Se paró en seco y me miró con gesto bobalicón.
—¿Por qué me dice eso?
—Le digo eso porque no da usted síntomas de vida inteligente.
—Sí, es verdad. Pero ¿sabe qué me pasa, Petra?, que este caso no lo entiendo. Normalmente cuando iniciamos una investigación me brotan ideas, suposiciones… a veces he de frenarme a mí mismo porque suelo dar demasiadas cosas por sentadas. Pero aquí… estoy más vacío que el desierto de Gobi.
—¡Ah, es eso!; creí que tenía resaca.
—Un poco de resaca también tengo, la verdad.
—Pues ya puede ir desembarazándose de ella o pediré otro colaborador.
—Hay que ver, inspectora, yo estaba convencido de que cuando fuera una mujer de nuevo casada se convertiría en un ser más tolerante y amable. Pero compruebo que su caparazón sigue siendo tan duro como siempre.
—¿Pretende tocarme las pelotas, subinspector? Por cierto, ¿de dónde ha sacado su cara ese moreno tipo glamour total?
—¿Por cierto? ¿Tiene algo que ver lo que estábamos hablando con mi bronceado?
—Bueno, hablando sobre lo que han comportado nuestros matrimonios, debo decirle que antes, después del fin de semana nunca tenía usted un aspecto tan saludable.
—¡Vaya manera de retorcer la conversación para ir a parar donde usted quería! Pues bien, no tengo nada que ocultar, este bronceado se debe a que estuve el domingo iniciándome en el golf con mi esposa en un club elegante de las afueras. ¿Y sabe qué le digo? Que me gustó, y, según me dijeron, no se me da nada mal.
—¡No me lo puedo creer. El deporte burgués por excelencia! ¡Usted, siempre tan proletario y crítico con la vida muelle!
—Me está bien empleado. A estas alturas debería haber aprendido que en cuestión de tocar las pelotas no hay nadie que le gane. Pero vamos a ver, ¿qué prefiere, que sigamos con las bromas o que le abra mi corazón sinceramente?
—No se mosquee, amado colega, usted sabe que puede abrirme su corazón e incluso su bazo.

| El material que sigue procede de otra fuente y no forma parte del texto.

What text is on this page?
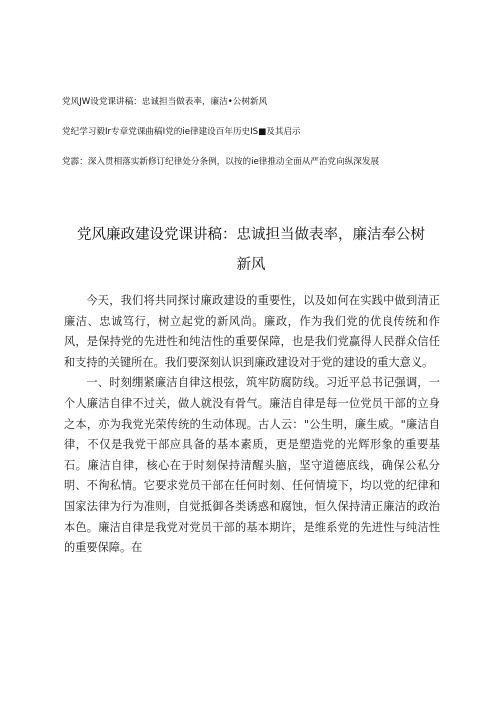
党风JW设党课讲稿：忠诚担当做表率，廉洁•公树新风
党纪学习毅Ir专章党课曲稿I党的ie律建设百年历史IS■及其启示
党霹：深入贯相落实新修订纪律处分条例，以按的ie律推动全面从严治党向纵深发展
党风廉政建设党课讲稿：忠诚担当做表率，廉洁奉公树新风

今天，我们将共同探讨廉政建设的重要性，以及如何在实践中做到清正廉洁、忠诚笃行，树立起党的新风尚。廉政，作为我们党的优良传统和作风，是保持党的先进性和纯洁性的重要保障，也是我们党赢得人民群众信任和支持的关键所在。我们要深刻认识到廉政建设对于党的建设的重大意义。

一、时刻绷紧廉洁自律这根弦，筑牢防腐防线。习近平总书记强调，一个人廉洁自律不过关，做人就没有骨气。廉洁自律是每一位党员干部的立身之本，亦为我党光荣传统的生动体现。古人云："公生明，廉生威。"廉洁自律，不仅是我党干部应具备的基本素质，更是塑造党的光辉形象的重要基石。廉洁自律，核心在于时刻保持清醒头脑，坚守道德底线，确保公私分明、不徇私情。它要求党员干部在任何时刻、任何情境下，均以党的纪律和国家法律为行为准则，自觉抵御各类诱惑和腐蚀，恒久保持清正廉洁的政治本色。廉洁自律是我党对党员干部的基本期许，是维系党的先进性与纯洁性的重要保障。在
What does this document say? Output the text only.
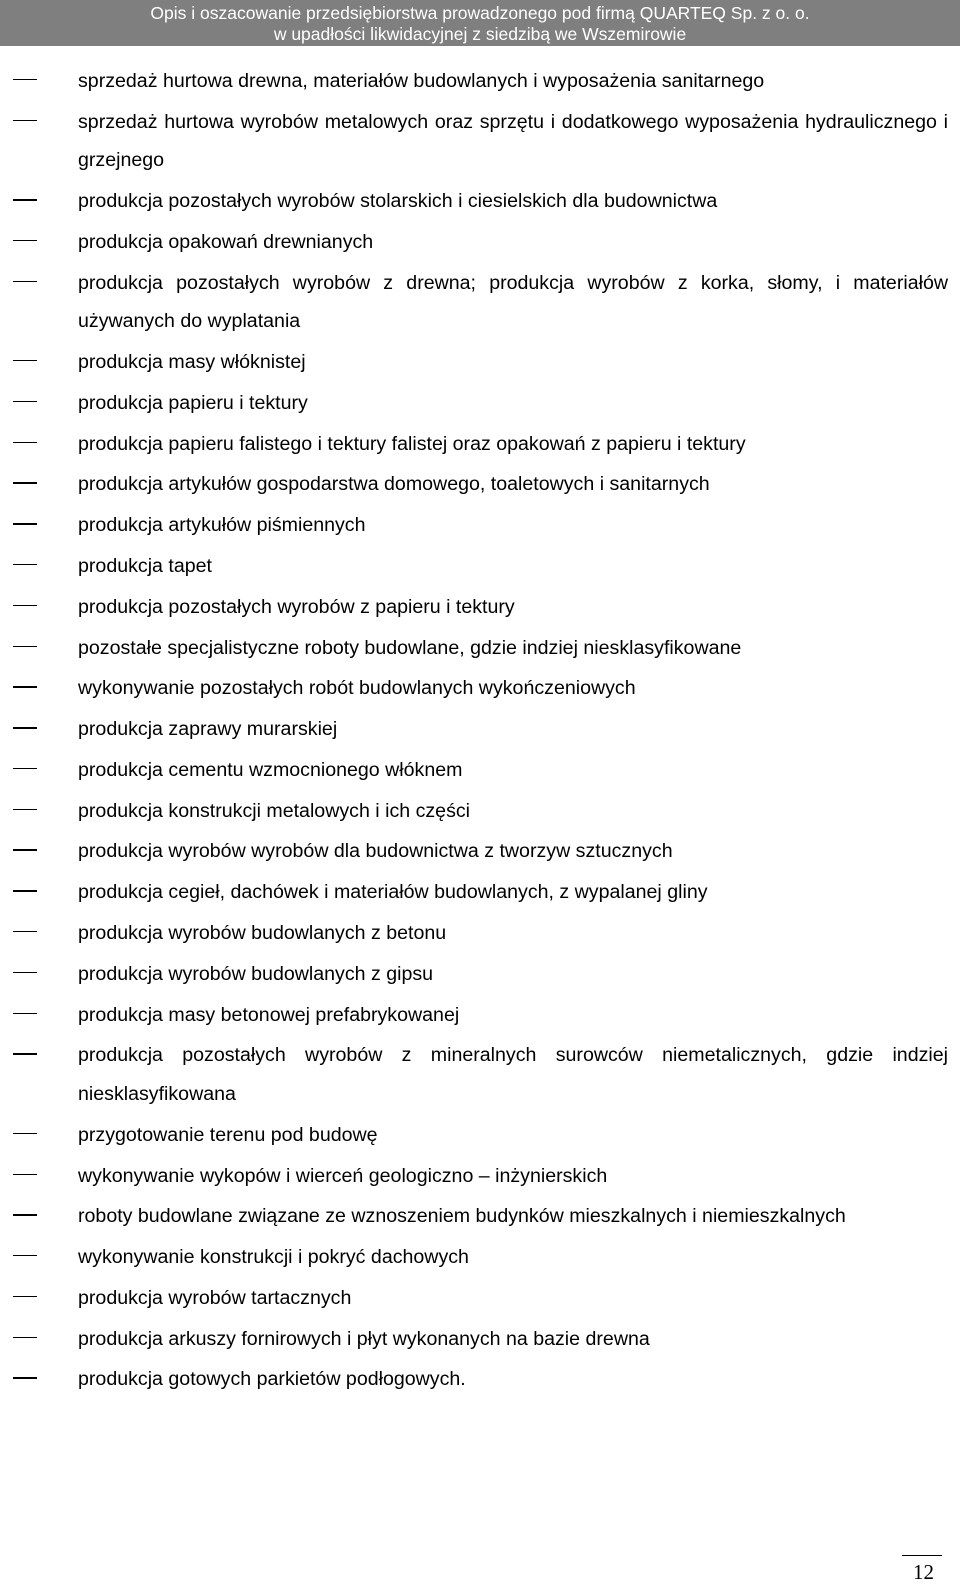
Opis i oszacowanie przedsiębiorstwa prowadzonego pod firmą QUARTEQ Sp. z o. o.
w upadłości likwidacyjnej z siedzibą we Wszemirowie
sprzedaż hurtowa drewna, materiałów budowlanych i wyposażenia sanitarnego
sprzedaż hurtowa wyrobów metalowych oraz sprzętu i dodatkowego wyposażenia hydraulicznego i grzejnego
produkcja pozostałych wyrobów stolarskich i ciesielskich dla budownictwa
produkcja opakowań drewnianych
produkcja pozostałych wyrobów z drewna; produkcja wyrobów z korka, słomy, i materiałów używanych do wyplatania
produkcja masy włóknistej
produkcja papieru i tektury
produkcja papieru falistego i tektury falistej oraz opakowań z papieru i tektury
produkcja artykułów gospodarstwa domowego, toaletowych i sanitarnych
produkcja artykułów piśmiennych
produkcja tapet
produkcja pozostałych wyrobów z papieru i tektury
pozostałe specjalistyczne roboty budowlane, gdzie indziej niesklasyfikowane
wykonywanie pozostałych robót budowlanych wykończeniowych
produkcja zaprawy murarskiej
produkcja cementu wzmocnionego włóknem
produkcja konstrukcji metalowych i ich części
produkcja wyrobów wyrobów dla budownictwa z tworzyw sztucznych
produkcja cegieł, dachówek i materiałów budowlanych, z wypalanej gliny
produkcja wyrobów budowlanych z betonu
produkcja wyrobów budowlanych z gipsu
produkcja masy betonowej prefabrykowanej
produkcja pozostałych wyrobów z mineralnych surowców niemetalicznych, gdzie indziej niesklasyfikowana
przygotowanie terenu pod budowę
wykonywanie wykopów i wierceń geologiczno – inżynierskich
roboty budowlane związane ze wznoszeniem budynków mieszkalnych i niemieszkalnych
wykonywanie konstrukcji i pokryć dachowych
produkcja wyrobów tartacznych
produkcja arkuszy fornirowych i płyt wykonanych na bazie drewna
produkcja gotowych parkietów podłogowych.
12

—Pues en ese caso le confesaré que estoy preocupado.
—¿Por qué?
—Porque me estoy acostumbrando a la buena vida a pasos de gigante. Al principio de mi matrimonio con Beatriz todo lujo me parecía superfluo, pero después de un corto tiempo, cada vez considero más natural acudir a cenar a un restaurante de primera fila, beber siempre buen vino, asistir a la ópera, salir de compras caras… y ahora, para colmo, ¡jugaré al golf!
—No veo el problema.
—¿Y si sobreviniera una ruptura entre Beatriz y yo? Nos adoramos, pero ésa es una contingencia que no hay que descartar en cualquier matrimonio, como usted sabe bien. Lo he pensado con detenimiento y me doy cuenta de cuánto me costaría regresar a mis sencillos hábitos de antes.
—Voy a hacerle una pregunta: ¿se casó con Beatriz por interés económico?
—Usted sabe que no.
—Correcto. Más preguntas. ¿Acaso no trabaja usted tanto como antes?
—¡Por supuesto!, y seguiré haciéndolo hasta que me llegue la jubilación.
—¿Explota usted a alguien, se ha vuelto presumido, desdeña a los que no llevan una vida como la suya?
—Ni mucho menos.
—Pues entonces no sé por qué se preocupa. Disfrute de lo que tiene. La vida le ha hecho un regalo después de muchos años de negarle alegrías. ¿Y qué tipo de persona rechaza un regalo? Yo se lo diré: los amargados, los tacaños que piensan que deberán devolverlo, los traumatizados por la culpabilidad que inculca la religión católica… en una palabra: los frikis de alma; no hay más.
—¡Carajo!, con lo fáciles y convincentes que pone las cosas para los demás y luego siempre anda usted comiéndose el coco cuando se trata de sí misma.
—Ésa es la base de los buenos consejeros, amigo mío; por eso la mayoría de los psiquiatras están desequilibrados y casi ningún cura cree en Dios.
—Dice usted cosas inquietantes, jefa.
—Y no ha oído nada aún. Espere a la pregunta que le tengo lista. A saber: ¿qué coño hacemos usted y yo charlando alegremente cuando un asesino corre suelto por Barcelona y el pobre Asercio anda descarriado?
Como no supo darme una respuesta satisfactoria, nos pusimos en marcha acelerada hacia el cuartel general de los Mossos d’Esquadra. Así fue el comienzo oficial de uno de los casos más extraños y complicados de nuestra carrera.